SNOWBLOG

Blizzard Remedies Sought at Denver International

By Bob Berwyn, 1-29-07

Better preparation could help avoid a repeat of the costly pre-Christmas closure of Denver International Airport, the Denver Post’s transportation writer Jeffrey Leib reported in the daily’s Sunday edition. The airport closed the afternoon of Dec. 20 and stayed closed for 45 hours. More than 2,000 flights were canceled leaving 4,700 travelers stranded during a critical travel season, at a cost of tens of millions of dollars to airlines and the local economy. Using information from a preliminary report compiled by a winter operations expert, as well as from the airport’s daily operations log, Leib pieced together the story of the storm closure. High-speed multi-function snow removal equipment, along with industrial-size snow melters, more employees and better inter-departmental communication are the keys to avoiding lengthy shutdowns in case of similar blizzard conditions in the future, the Post reported. The biggest trouble spot was the critical ramp area between concourses, where the snow removal plan was only adequate for a snowfall of more than four inches. Leib’s excellent story goes into great detail on the use of industrial snow melting equipment at other airports, including Chicago’s OHare and Toronto’s Pearson International airports. The Toronto airport has 11 of the machines that can clear an entire runway in 10 to 12 minutes. They cost between $700,000 and $800,000 each, and DIA might need as many as 12 of them for each side of the airport.

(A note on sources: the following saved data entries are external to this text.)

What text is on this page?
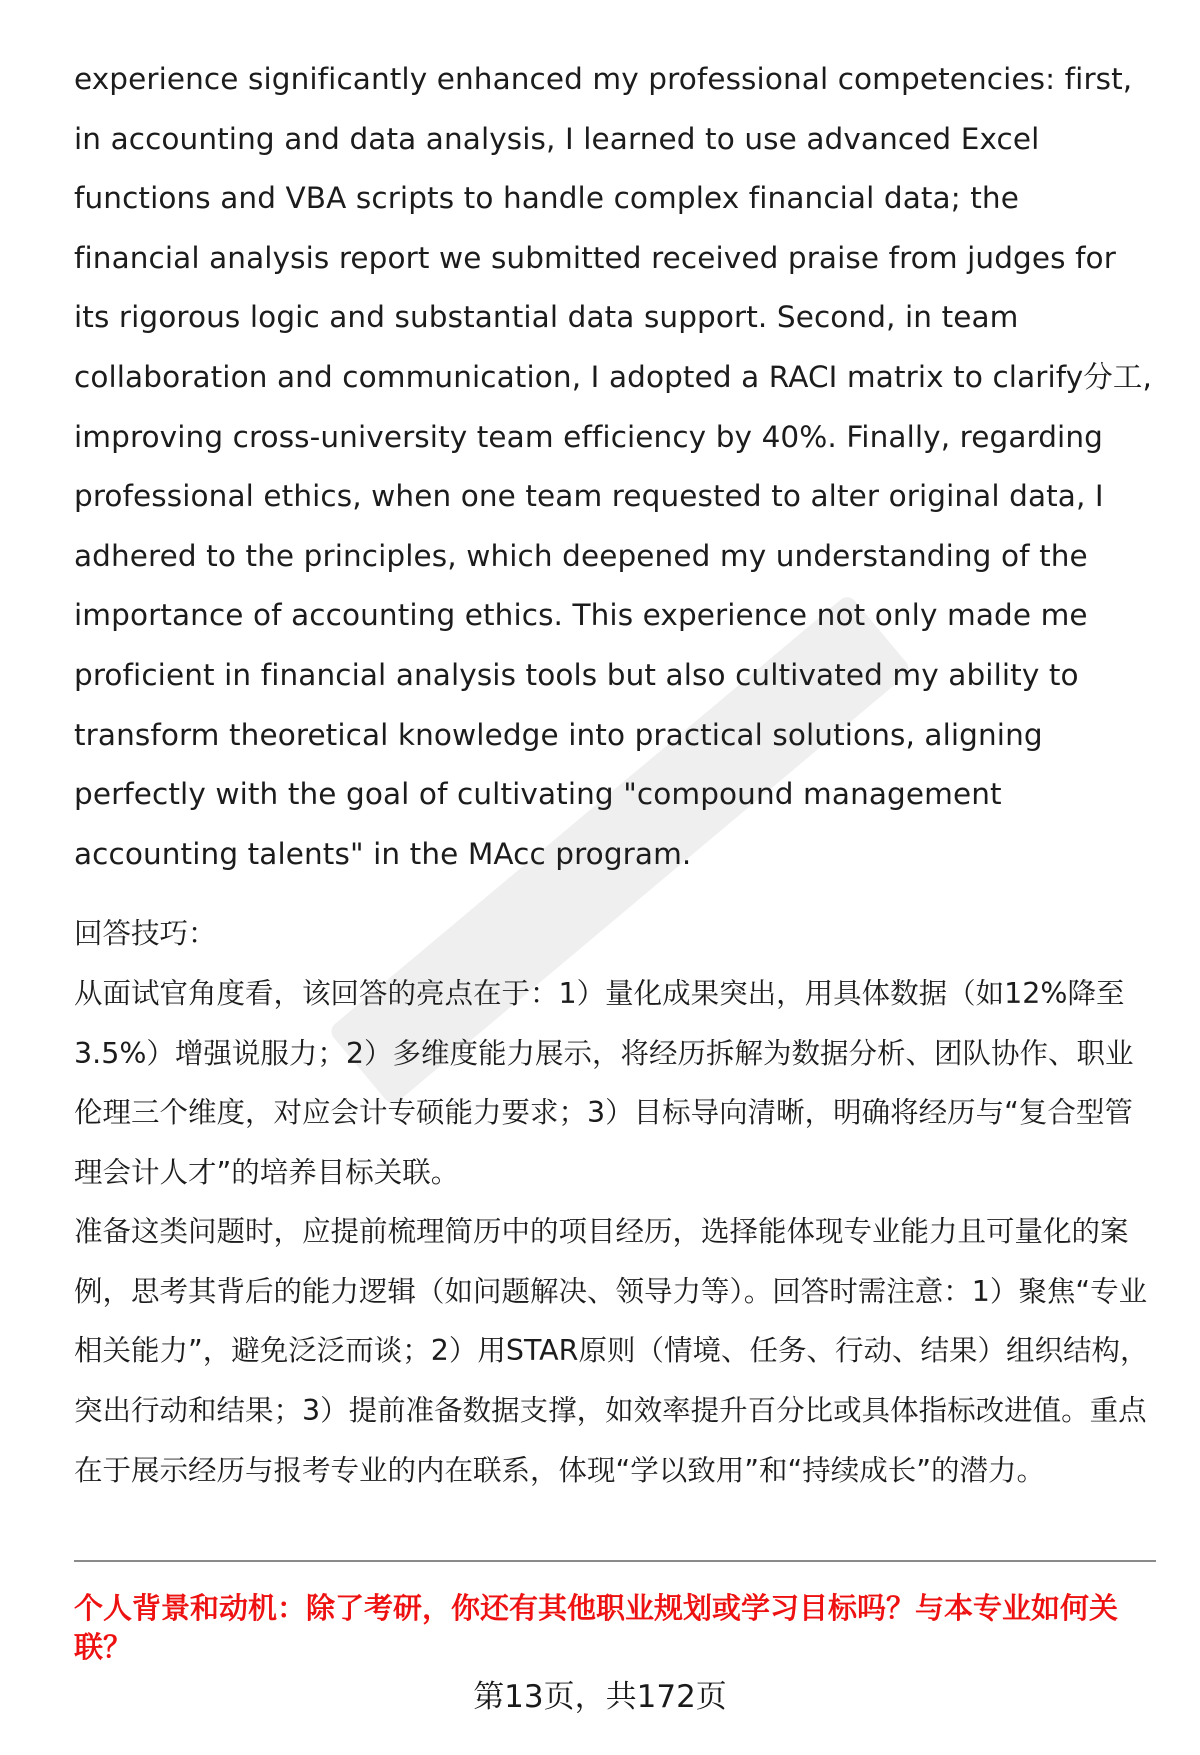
experience significantly enhanced my professional competencies: first, in accounting and data analysis, I learned to use advanced Excel functions and VBA scripts to handle complex financial data; the financial analysis report we submitted received praise from judges for its rigorous logic and substantial data support. Second, in team collaboration and communication, I adopted a RACI matrix to clarify分工, improving cross-university team efficiency by 40%. Finally, regarding professional ethics, when one team requested to alter original data, I adhered to the principles, which deepened my understanding of the importance of accounting ethics. This experience not only made me proficient in financial analysis tools but also cultivated my ability to transform theoretical knowledge into practical solutions, aligning perfectly with the goal of cultivating "compound management accounting talents" in the MAcc program.

回答技巧：

从面试官角度看，该回答的亮点在于：1）量化成果突出，用具体数据（如12%降至3.5%）增强说服力；2）多维度能力展示，将经历拆解为数据分析、团队协作、职业伦理三个维度，对应会计专硕能力要求；3）目标导向清晰，明确将经历与“复合型管理会计人才”的培养目标关联。

准备这类问题时，应提前梳理简历中的项目经历，选择能体现专业能力且可量化的案例，思考其背后的能力逻辑（如问题解决、领导力等）。回答时需注意：1）聚焦“专业相关能力”，避免泛泛而谈；2）用STAR原则（情境、任务、行动、结果）组织结构，突出行动和结果；3）提前准备数据支撑，如效率提升百分比或具体指标改进值。重点在于展示经历与报考专业的内在联系，体现“学以致用”和“持续成长”的潜力。

个人背景和动机：除了考研，你还有其他职业规划或学习目标吗？与本专业如何关联？

第13页，共172页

Also in the Denver Post, guest columnist Roberto Moreno took a hard look at the recent creation of an urban snowboard park at Ruby Hill Park. Moreno founded Alpino, an organization committed to increasing diversity and inclusivity at U.S. mountain resorts. He casts a critical eye on the “Intrawest/Winter Park media hype” surrounding the park, charging that it diverts attention from a serious issue; namely that 90 percent of Denver kids never get to the mountains during their entire youth. According to Moreno, the Ruby Hill Park facility came at the expense of expanding an existing program at Winter Park that provided real mountain snowsports experiences for more than 1,200 youngsters last season, and the numbers could have doubled this year, save for Intrawest’s want for some Front Range PR.

As background, it’s important to understand the Winter Park is a publicly owned ski resort, leased from the U.S. Forest Service by the City of Denver Parks and Recreation Department. The city has contracted with Intrawest to run the resort and develop real estate at the base.

In providing context for his column, Moreno points out a demographic issue that some far-sighted land managers have started to grapple with recently: The ethnic shift under way in this country could fundamentally alter the public-lands constituency, potentially resulting in a generation of adults who will simply “sell those forests because they have no historical attachment to them,” Moreno wrote. Click here for his full op-ed piece.

In the same issue of the Post (Jan. 26), mountain bureau reporter Steve Lipsher describes a proposed new private-land ski resort development on Battle Mountain, near Vail and Minturn. Part of the development would be on an EPA Superfund site, and Lipsher’s article discusses how development proponents claim that the “development is the remedy for the site.”

The preliminary $3.4 million plan for Battle Mountain calls for a private ski area, a golf course and five subdivisions, ranging from luxury slopeside homes to an employee-housing complex, spread across about 5,300 acres.

Lipsher reports that developer Bobby Ginn previously developed a profitable resort at a pesticide-laced lade in Florida, describing him as “part of a pioneering wave of developers who buy contaminated lands at bargain prices and take on the cleanup in hopes of turning huge profits.”